The report from Jerry Joe was complete, a near-book of information about the Patchos and their mean-as-Hell sidekick, Burly Cutter, waiting for the biggest pie he ever could cut into, two ranches instead of one, a beautiful girl in the mix of prizes, one winner take all he can.

As it was, the Patchos and their sly comrade, started out on their condolence run, riding close to the Gogland ranch, almost ready to dismount in front of the wide-slung cabin, when the first round from an open window took Burly Cutter right out of his saddle, dead before he hit the ground, not a dirty squirm left in his body, payback on the way!

The two Patchos scrambled for safety, leaping behind a wagon that had not moved for a week in front of the cabin, as good a protective field as was available, at hand, and placed there by the keen mind of a beautiful girl worth any and all protection she could muster.

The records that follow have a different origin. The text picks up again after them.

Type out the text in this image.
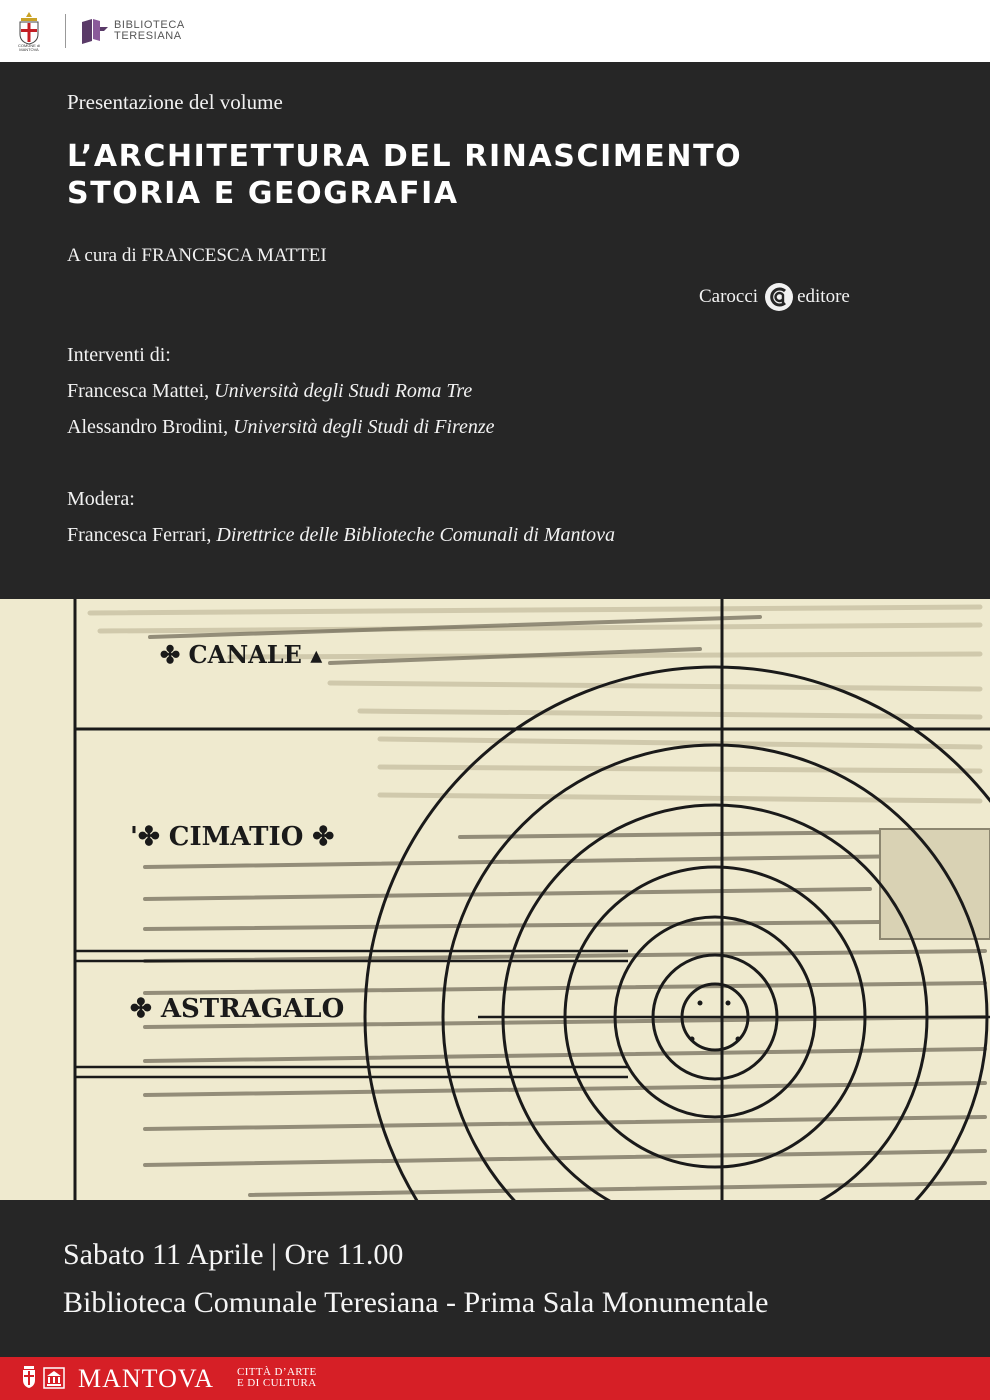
COMUNE di MANTOVA
BIBLIOTECA
TERESIANA
Presentazione del volume
L’ARCHITETTURA DEL RINASCIMENTO
STORIA E GEOGRAFIA
A cura di FRANCESCA MATTEI
Carocci editore

Interventi di:

Francesca Mattei, Università degli Studi Roma Tre

Alessandro Brodini, Università degli Studi di Firenze

Modera:

Francesca Ferrari, Direttrice delle Biblioteche Comunali di Mantova

✤ CANALE ▴
'✤ CIMATIO ✤
✤ ASTRAGALO
Sabato 11 Aprile | Ore 11.00
Biblioteca Comunale Teresiana - Prima Sala Monumentale
MANTOVA CITTÀ D’ARTE
E DI CULTURA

Trese yelled out at them, “We know you shot up my brother to a fare-thee-well, but I’m saying you didn’t get the job done, not all the way, and the sheriff will be after you if you don’t lay down your guns and take it like men, if you got any manhood in the two of you, even the smallest chunk of manhood, otherwise you’re dead, dead as the old doornail, two of them, and getting rustier by the minute.”

“Shut up, lady. We’re going to make all this happen right from where we’re sitting now. We’re going to end this charade you put up. We know he’s dead and you’re next.”

Trese replied in a highly confident voice, “Not counting on that wagon, are you, boys? When I pull this rope, from in here, that wagon falls apart and you’re dead as ducks, or wild geese, or whatever kind of bird you like. Dead as ducks on the flat pond. Dead as ducks under my trigger finger, like this; and the wagon fell apart there in front of her and she shot dead both brothers with two shots as they scrambled in a full panic, no way in which to turn, to escape. It was easy as pie, she thought, the way it went, just the way she planned it.

The folks near Hatchville, Colorado still talk about the girl who took on two brothers and knocked the stuffing out of them at the same time, a legend and a judgement of the area, “Don’t find ladies short on guts.”